Dáil debates

Wednesday, 8 March 2017

Commission of Investigation (Certain Matters Relative to Disability Service in the South East and Related Matters): Motion (Resumed)

 

10:15 am

Photo of Catherine ConnollyCatherine Connolly (Galway West, Independent) | Oireachtas source

It is difficult to stand here on International Women's Day to speak about such a topic. I welcome the debate, if the word "welcome" is appropriate when the circumstances are so horrific. I cannot agree to the motion as tabled, although I acknowledge there is a need for an inquiry. The amendments tabled by Deputies Clare Daly and Wallace are reasonable and reflect the need for a proper investigation if we are seriously interested in learning from this scandal. However, our ability to learn to date has been very limited, and the common theme in protection is the protection of institutions at all costs. To highlight what I am saying, let me start with the 1993 Kilkenny incest report by Mrs. Justice McGuinness, who only two weeks ago spoke out again about a lack of resources. The report was presented by Deputy Brendan Howlin, who was Minister at the time. He stated everybody was horrified by the report. Everyone expressed their outrage and horror and all of the other emotions being expressed now about the Grace case and the other children who are not being covered by the inquiry. The then Minister also stated it was heartening to read the investigation team had concluded that an early diagnosis of such abuse would be much more likely. That was in 1993. Following this, in 1996, we had the report from Kelly Fitzgerald case, which made a number of recommendations. Two years later we had the west of Ireland farmer case. A year later we had the Monageer report. In 2010 we had the Roscommon child care case.
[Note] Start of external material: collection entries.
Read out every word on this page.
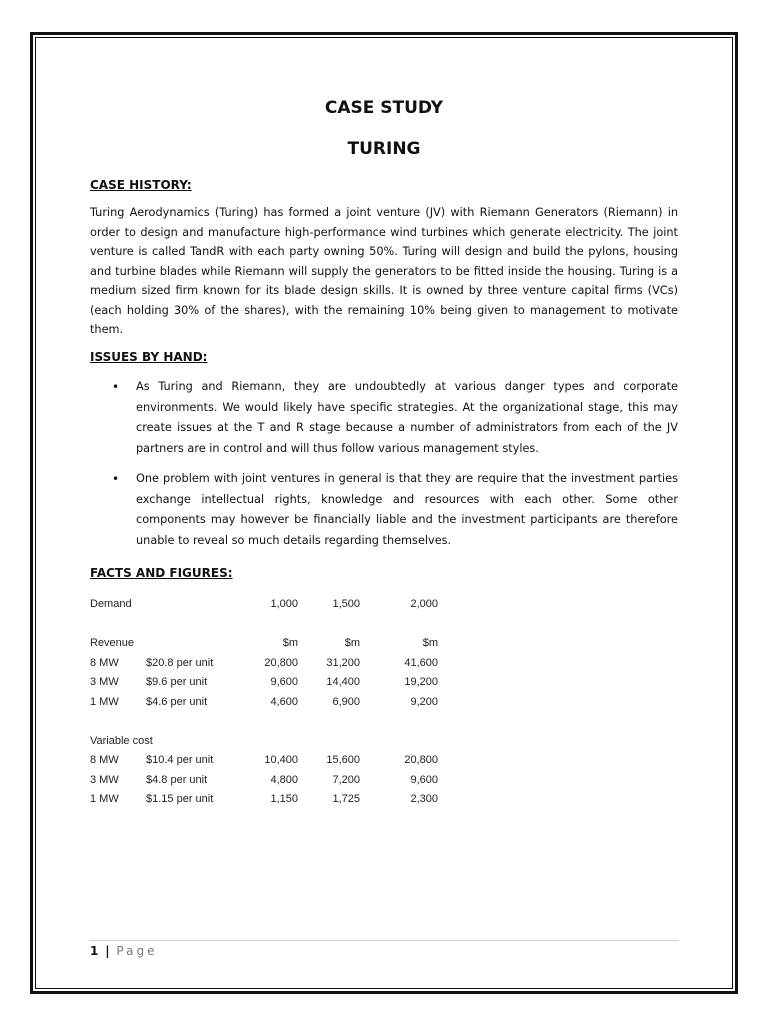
CASE STUDY
TURING
CASE HISTORY:

Turing Aerodynamics (Turing) has formed a joint venture (JV) with Riemann Generators (Riemann) in order to design and manufacture high-performance wind turbines which generate electricity. The joint venture is called TandR with each party owning 50%. Turing will design and build the pylons, housing and turbine blades while Riemann will supply the generators to be fitted inside the housing. Turing is a medium sized firm known for its blade design skills. It is owned by three venture capital firms (VCs) (each holding 30% of the shares), with the remaining 10% being given to management to motivate them.

ISSUES BY HAND:
• As Turing and Riemann, they are undoubtedly at various danger types and corporate environments. We would likely have specific strategies. At the organizational stage, this may create issues at the T and R stage because a number of administrators from each of the JV partners are in control and will thus follow various management styles.
• One problem with joint ventures in general is that they are require that the investment parties exchange intellectual rights, knowledge and resources with each other. Some other components may however be financially liable and the investment participants are therefore unable to reveal so much details regarding themselves.
FACTS AND FIGURES:
Demand	1,000	1,500	2,000
Revenue	$m	$m	$m
8 MW $20.8 per unit	20,800	31,200	41,600
3 MW $9.6 per unit	9,600	14,400	19,200
1 MW $4.6 per unit	4,600	6,900	9,200
Variable cost
8 MW $10.4 per unit	10,400	15,600	20,800
3 MW $4.8 per unit	4,800	7,200	9,600
1 MW $1.15 per unit	1,150	1,725	2,300
1 | Page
All of these reports made major recommendations. In the Roscommon case of 2010, Judge Reynolds stated the children had been utterly failed by everybody around them. Conal Devine, in 2012, and Resilience Ireland, in 2015, made approximately 50 recommendations amounting with regard to the Grace case. The Minister of State is present today but he has not told us which of these recommendations have been implemented, which I would have thought is a basic prerequisite to having trust in the system. We are looking at terms of inquiry that will exclude people and that will push the issue down the road. What we have with all of these is an utter failure to learn and I have a sense of wash, rinse and repeat.

It might be difficult to listen to this but these are major reports from which successive Governments have utterly refused to learn. There would be no need for inquiries if we acted on the recommendations of report after report. The most basic requisite for the Minister of State today is to tell us what recommendations have been implemented and which ones have not been implemented. The research on the Department's website, which examines all of the reports I have mentioned, states some of the recommendations have been implemented and some have not. Very often, the way recommendations are written in reports is not conducive to clarity and carrying them out. We are back here today looking at a situation where, simply, mistruths have been repeatedly told and the institution has protected itself at all costs, in this situation at the cost of Grace and other children.

Sometimes in the Dáil it is difficult to keep going, given the political games being played. Today is International Women's Day and I am standing here speaking about a young woman called Grace who has been utterly neglected. Moreover, so have other children and there is no report before Members to tell them whether the recommendations of the two previous reports prior to the one commissioned in November have been implemented. By my reckoning, more than €500,000 has been paid to private consultants to examine our ill system and an institution which cannot provide the service it is statutorily obliged to provide. Will the Minister of State examine the amendments tabled if he is seriously interested in learning from this and from the other reports? What review of foster care in each county throughout the country has been carried out? In a previous life I was fully aware of difficulties in various foster homes, including a lack of monitoring and a lack of inspection. Will the Minister of State confirm to me the status of the review of all foster homes?